Bioinformatics Vol. 18 no. 1 2002
Pages 215-217
© 2002 Oxford University Press
Letter |
Symmetry observations in long nucleotide sequences: a commentary on the Discovery Note of Qi and Cuticchia
Department of Biochemistry, Queens University, Kingston, Ontario, Canada K7L 3N6
Received on June 24, 2001
; revised on August 20, 2001
; accepted on August 23, 2001
The relative quantities of bases in DNA were determined chemically many years before sequencing technologies permitted direct counting of bases. Apparently unaware of the rich literature on the topic, bioinformaticists are today rediscovering the wheels of Chargaff, Wyatt and other biochemists. It follows from Chargaffs second parity rule (%A = %T, %G = %C for single stranded DNA) that the symmetries observed for the two pairs of complementary mononucleotide bases, should also apply to the eight pairs of complementary dinucleotide bases, the thirty-two pairs of complementary trinucleotide bases, etc.
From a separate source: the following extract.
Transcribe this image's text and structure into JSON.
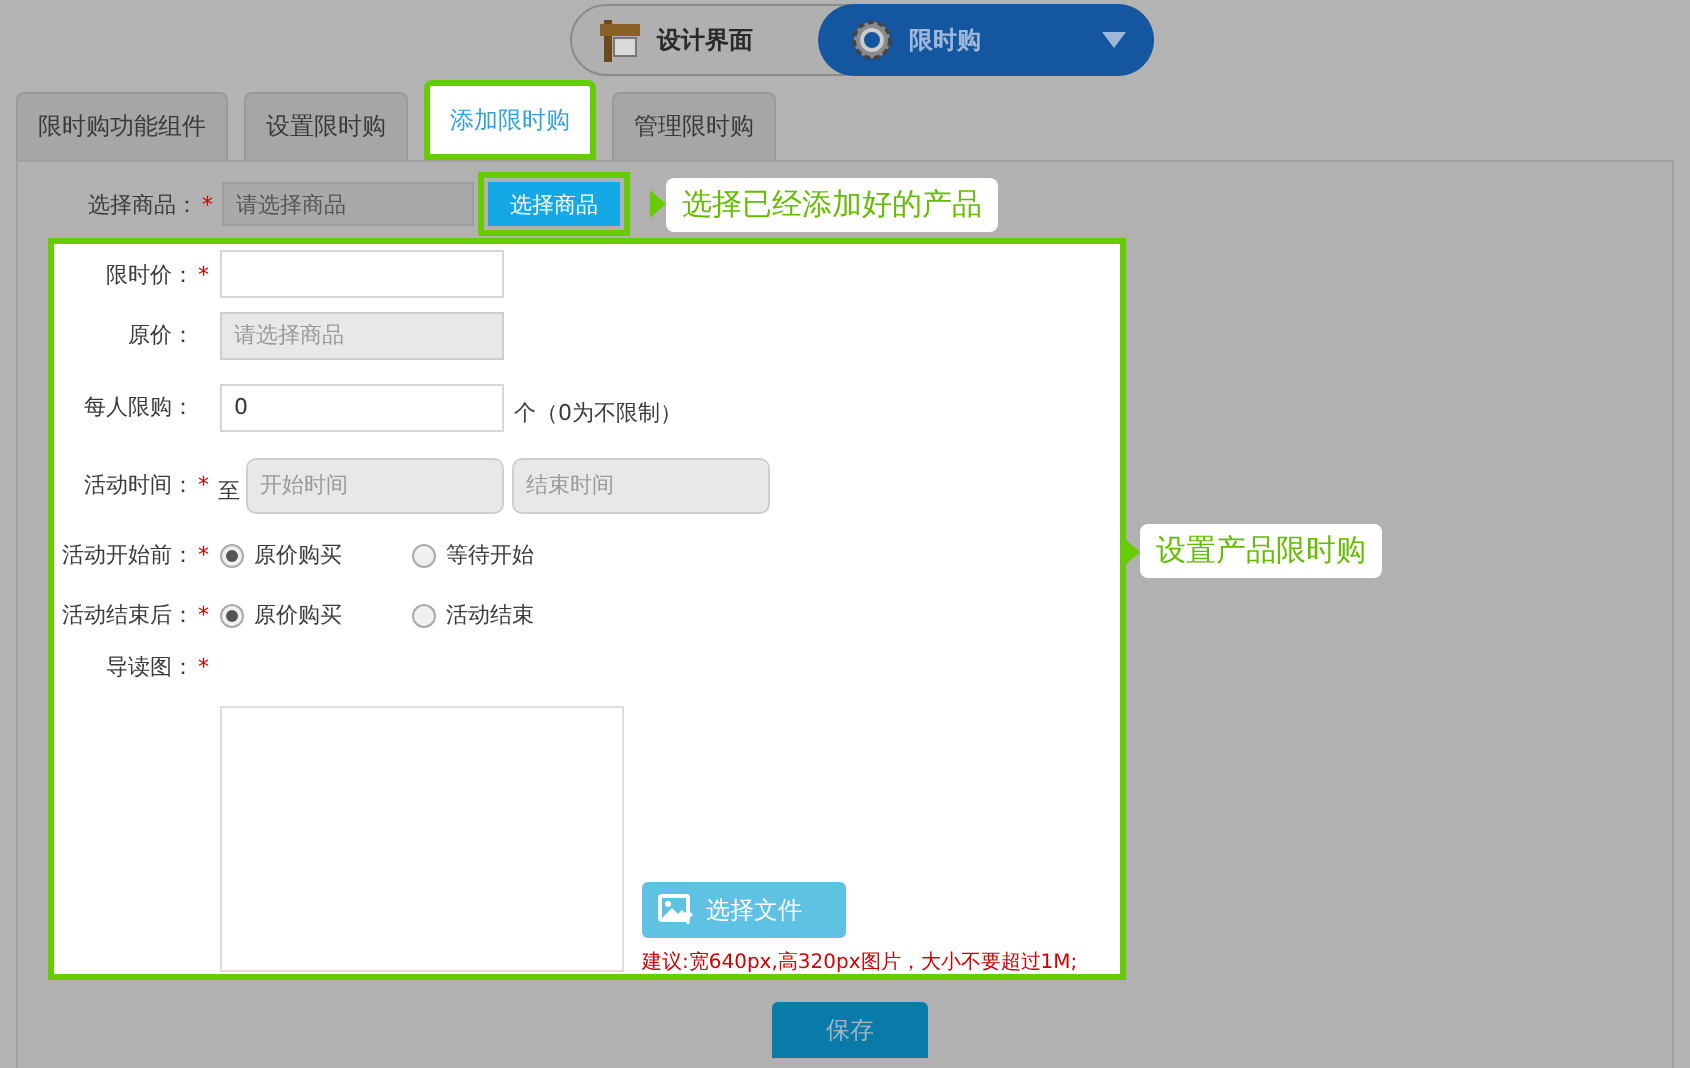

This was made explicit by Prabhu in 1993 in a study of complete genomes and long genome segments from a wide range of taxa, and was rediscovered by Qi and Cuticchia in 2001 in a study of complete genomes. It follows from Chargaffs GC-rule (%GC tends to be uniform and species specific) that, within a species, oligonucleotides of the same GC% will be at approximately equal quantities in single stranded DNA. Thus, for example, while quantities of CAT and ATG (reverse complements) will be closely correlated because of both of the above Chargaff rules, CAT and GTA (forward complements) will show some correlation only because of the latter rule. The need for complete genomic sequences in bioinformatic analyses may have been somewhat overplayed.